Je ne partage pas complètement votre inquiétude. La France est l'unique pays au monde disposant d'une filière allant de l'extraction de l'uranium au stockage des déchets. Certains éléments de cette construction, dans les développements et les solutions apportées, peuvent être relativement récents. Pour exemple, l'ANDRA déposera une demande d'autorisation de construction pour le projet Cigéo d'ici début 2023. Sur ce sujet particulier et important, la France est un leader. Dans d'autres pays, ce sujet n'a pas été abordé suffisamment en amont ou se trouve bloqué. Sur l'aval, les contraintes administratives sont fortes, mais sans doute nécessaires. Le travail avec l'ASN est permanent, mais long. Pour Cigéo, l'instruction par l'ASN durera probablement cinq ans, temps nécessaire pour s'assurer du niveau des concepts techniques et des soutiens scientifiques.
Je ne dirai pas que nous sommes à la traîne.

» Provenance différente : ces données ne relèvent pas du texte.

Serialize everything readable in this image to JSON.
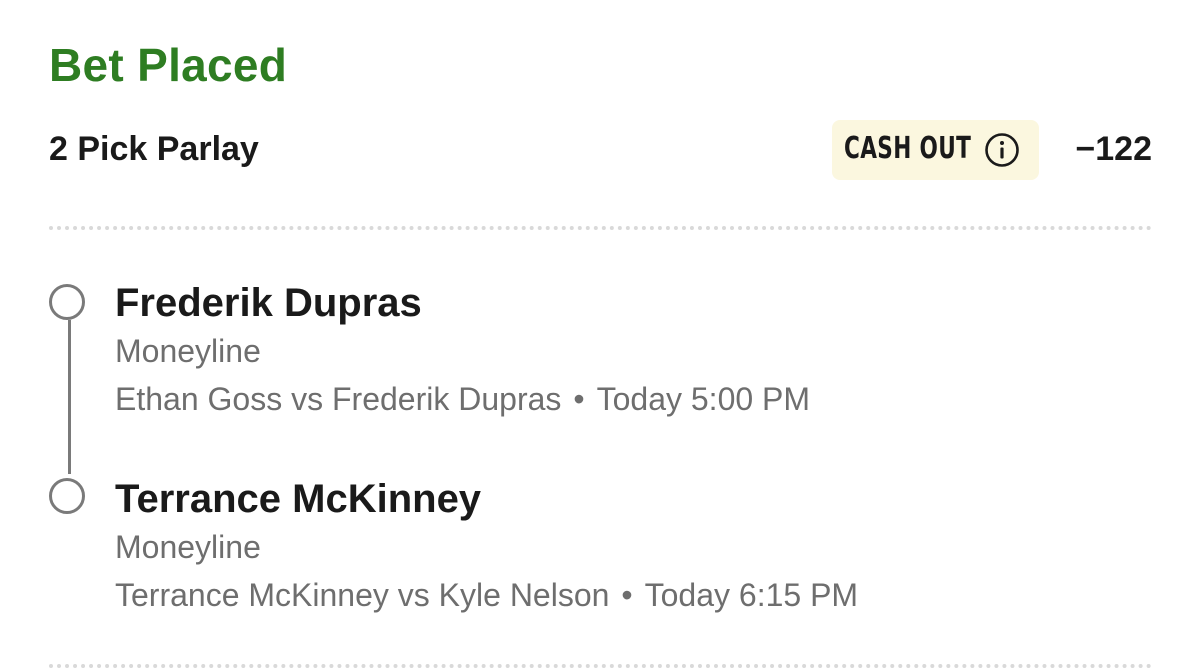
{
  "header": {
    "status": "Bet Placed",
    "bet_type": "2 Pick Parlay",
    "cash_out_label": "CASH OUT",
    "cash_out_icon": "info-icon",
    "odds": "−122"
  },
  "legs": [
    {
      "selection": "Frederik Dupras",
      "market": "Moneyline",
      "matchup": "Ethan Goss vs Frederik Dupras",
      "separator": "•",
      "time": "Today 5:00 PM"
    },
    {
      "selection": "Terrance McKinney",
      "market": "Moneyline",
      "matchup": "Terrance McKinney vs Kyle Nelson",
      "separator": "•",
      "time": "Today 6:15 PM"
    }
  ],
  "colors": {
    "status_green": "#2e7d22",
    "cash_out_bg": "#fbf7df",
    "secondary_text": "#6e6e6e",
    "timeline": "#7a7a7a"
  }
}
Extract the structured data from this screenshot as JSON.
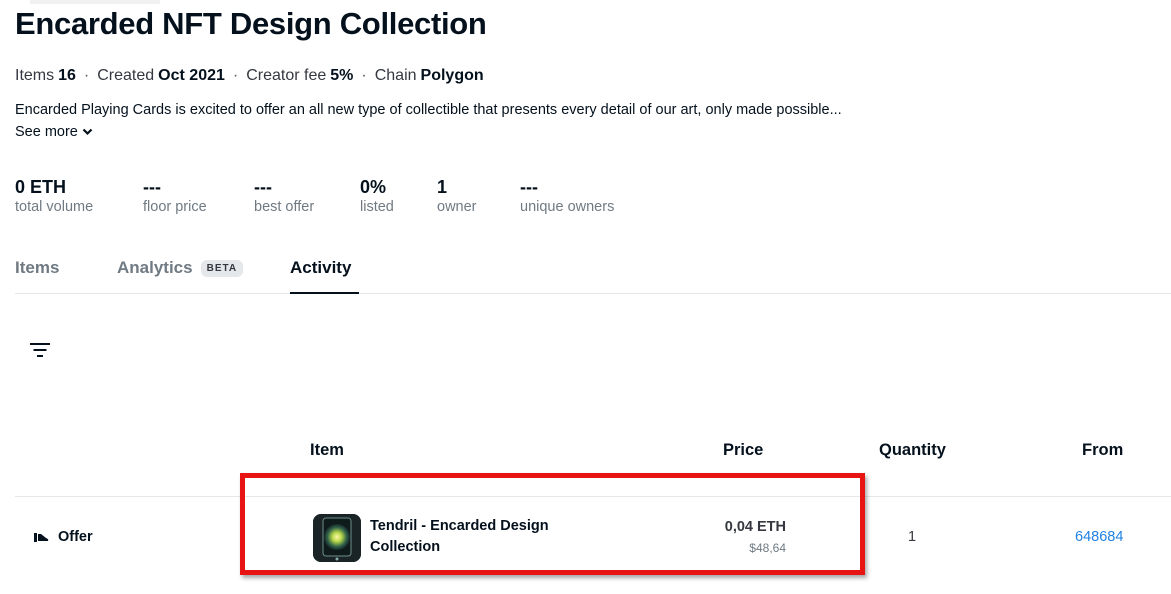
{
  "collection": {
    "title": "Encarded NFT Design Collection",
    "meta": [
      {
        "label": "Items",
        "value": "16"
      },
      {
        "label": "Created",
        "value": "Oct 2021"
      },
      {
        "label": "Creator fee",
        "value": "5%"
      },
      {
        "label": "Chain",
        "value": "Polygon"
      }
    ],
    "separator": "·",
    "description": "Encarded Playing Cards is excited to offer an all new type of collectible that presents every detail of our art, only made possible...",
    "see_more": "See more"
  },
  "stats": [
    {
      "value": "0 ETH",
      "label": "total volume"
    },
    {
      "value": "---",
      "label": "floor price"
    },
    {
      "value": "---",
      "label": "best offer"
    },
    {
      "value": "0%",
      "label": "listed"
    },
    {
      "value": "1",
      "label": "owner"
    },
    {
      "value": "---",
      "label": "unique owners"
    }
  ],
  "tabs": [
    {
      "label": "Items"
    },
    {
      "label": "Analytics",
      "badge": "BETA"
    },
    {
      "label": "Activity",
      "active": true
    }
  ],
  "table": {
    "headers": {
      "item": "Item",
      "price": "Price",
      "quantity": "Quantity",
      "from": "From"
    },
    "rows": [
      {
        "event": "Offer",
        "item_name": "Tendril - Encarded Design Collection",
        "price_eth": "0,04 ETH",
        "price_usd": "$48,64",
        "quantity": "1",
        "from": "648684"
      }
    ]
  },
  "colors": {
    "link": "#2081e2",
    "highlight": "#e81414",
    "text": "#04111d",
    "muted": "#707a83"
  }
}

Je crois surtout qu'une constance politique dans les orientations est nécessaire. Si l'on change de direction au milieu d'un temps long, il est plus difficile pour la filière de s'organiser. Des directives fortes et stabilisées donneraient aux concitoyens une vision raisonnable de ce que sera l'énergie nucléaire en France.
Si l'on redéveloppe le nucléaire à la hauteur de l'annonce formulée à Belfort par le Président de la République, près de 30 000 personnes seraient nécessaires dans la décennie à venir. Des compétences sont à reconstruire. Il faudra donc attirer des jeunes et redynamiser les formations, ce qui est complexe. Encore une fois, la recherche et la formation sont importantes et doivent bénéficier d'une pérennité d'action qui n'a peut-être pas été complètement conservée les dernières années.